I think you were being nice...? 

Sometimes, people say things about your body because they don't know how else to interact with you, but the energy of your baby is too strong. I know, sounds weird, but I promise humans have this connection to babies that strangers will do wild things to pregnant women or babies. Grocery Stores and Coffee Shops are minefields-- enter with caution and at your own risk! 

I'll be honest, I've made comments about expectant parents' bodies before because I genuinely was trying to be kind and sweet. I like to go by the rule of "now that you know better, do better." Now that you know that it is rude, educate yourself on what you can say and then be conscious of what you are saying to expectant people. 

You're a Baby Making Temple

It blows my mind that other people can body shame another human who is growing a tiny human. Think about how amazing your body is that it can grow another human and then birth that tiny human and that tiny human will grow up to be another big human. Let that sink in. 

When your baby is born, I often hear some variation of "I made this." Yep, you did. Not all by yourself, but kind of all by yourself. Since conception, it's been a solo show, well physically at least. You've had to follow a specific diet, sleep is hard, the emotions are a roller coaster, and activities are limited since you've been pregnant. All because your body is working so hard to make a tiny human. That's phenomenal. 

So what's a gal to do?

Body shaming is never okay. What someone else does with their body is not any of your business and vice versa (partners are the exception if that's how you roll). It's not your choice and it doesn't have anything to do with you. Unless someone particularly asks your opinion, I'm not sure why you would share your opinion. 

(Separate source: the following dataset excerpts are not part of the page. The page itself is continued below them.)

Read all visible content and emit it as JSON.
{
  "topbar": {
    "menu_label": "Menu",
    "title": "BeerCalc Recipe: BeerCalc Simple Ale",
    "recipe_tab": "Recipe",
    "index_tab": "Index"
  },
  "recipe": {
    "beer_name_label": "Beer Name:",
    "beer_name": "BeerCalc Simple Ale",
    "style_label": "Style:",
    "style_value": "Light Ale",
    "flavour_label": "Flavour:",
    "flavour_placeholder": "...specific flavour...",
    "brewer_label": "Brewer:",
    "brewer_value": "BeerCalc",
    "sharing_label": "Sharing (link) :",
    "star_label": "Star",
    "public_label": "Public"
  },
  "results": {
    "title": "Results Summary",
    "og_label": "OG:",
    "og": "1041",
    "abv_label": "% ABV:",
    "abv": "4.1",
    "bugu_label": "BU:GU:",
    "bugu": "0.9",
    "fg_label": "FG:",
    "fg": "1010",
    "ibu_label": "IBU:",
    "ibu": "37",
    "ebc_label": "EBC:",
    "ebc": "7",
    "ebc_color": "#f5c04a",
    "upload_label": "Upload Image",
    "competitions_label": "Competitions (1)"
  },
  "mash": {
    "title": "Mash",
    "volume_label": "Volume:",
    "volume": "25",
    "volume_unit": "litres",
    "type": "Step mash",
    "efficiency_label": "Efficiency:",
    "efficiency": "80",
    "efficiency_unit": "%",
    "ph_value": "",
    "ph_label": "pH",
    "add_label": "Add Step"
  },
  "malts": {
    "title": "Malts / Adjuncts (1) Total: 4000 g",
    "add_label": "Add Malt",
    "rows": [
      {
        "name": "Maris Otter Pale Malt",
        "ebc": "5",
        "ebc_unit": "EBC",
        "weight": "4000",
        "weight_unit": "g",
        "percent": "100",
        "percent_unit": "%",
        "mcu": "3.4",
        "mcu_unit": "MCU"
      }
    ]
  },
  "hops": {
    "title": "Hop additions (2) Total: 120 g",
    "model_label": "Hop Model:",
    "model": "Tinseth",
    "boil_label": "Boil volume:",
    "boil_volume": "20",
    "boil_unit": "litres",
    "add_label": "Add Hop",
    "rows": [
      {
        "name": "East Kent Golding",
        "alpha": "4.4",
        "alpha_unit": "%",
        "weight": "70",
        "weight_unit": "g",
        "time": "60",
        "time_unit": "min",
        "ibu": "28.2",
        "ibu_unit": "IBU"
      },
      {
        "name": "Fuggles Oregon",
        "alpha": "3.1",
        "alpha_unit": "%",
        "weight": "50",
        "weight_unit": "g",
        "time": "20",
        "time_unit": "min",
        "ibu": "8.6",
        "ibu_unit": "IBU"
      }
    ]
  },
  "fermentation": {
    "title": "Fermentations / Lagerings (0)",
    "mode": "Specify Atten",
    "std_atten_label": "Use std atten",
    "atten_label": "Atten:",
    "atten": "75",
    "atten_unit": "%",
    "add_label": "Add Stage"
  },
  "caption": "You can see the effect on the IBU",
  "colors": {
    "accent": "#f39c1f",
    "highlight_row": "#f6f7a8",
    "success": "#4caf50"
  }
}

  1. Dive Deeper This person obviously has an opinion so ask them. Ask them. They opened up the conversation so dig in. You may find that they actually have very useful information. Maybe you'll may find out that they didn't know what else to say and at that point you can take the opportunity to educate them. 
  2. Filter Your Village During Pregnancy, you may find that you need temporary space for a person or group of people. That's okay. Protecting your headspace is most important and if that's what needs to happen then remind yourself that it's temporary. You want to be surrounded by people who build you up and support you and who remind you how hard your body is working and are compassionate to the changes your body is making.  
  3. Give Alternatives Take a minute to educate them by telling them alternative things to say when they want to interact with an expectant parent like, "You look beautiful pregnant," or "You are glowing." If they are talking about how excited they are to have a baby, you can say, "You're already looking like a parent," or "You look like you're ready to have this baby!" You should also explain how their original comment made you feel and how it might be perceived by pregnant people. Sometimes other people just don't know and that's that. 
  4. Set Boundaries If it is someone you have to be around often and can't truly take temporary space for months. Be honest and set realistic boundaries. Tell that person how their comments, make you feel, what alternatives they can say instead, and whether you actually want them to ask about your pregnancy or not. 
  5. Be Loud and Proud Let body shamers know you are proud of your body. This will set the tone that they are expected to be proud of your body, too. Your stretch marks are awards that you have won for making, growing and birthing a tiny human. You are a strong warrior. Brave like a Tiger. I am woman, hear me roar. Now, it's your turn. 

Be Your Own #1

You have to find it in yourself to put yourself first sometimes. Your self care is everything. Remember, you can not pour from an empty cup. You have to set time aside for yourself in order to appreciate yourself. You need to connect with your body to truly see how hard it is working. Take the time to be your own #1.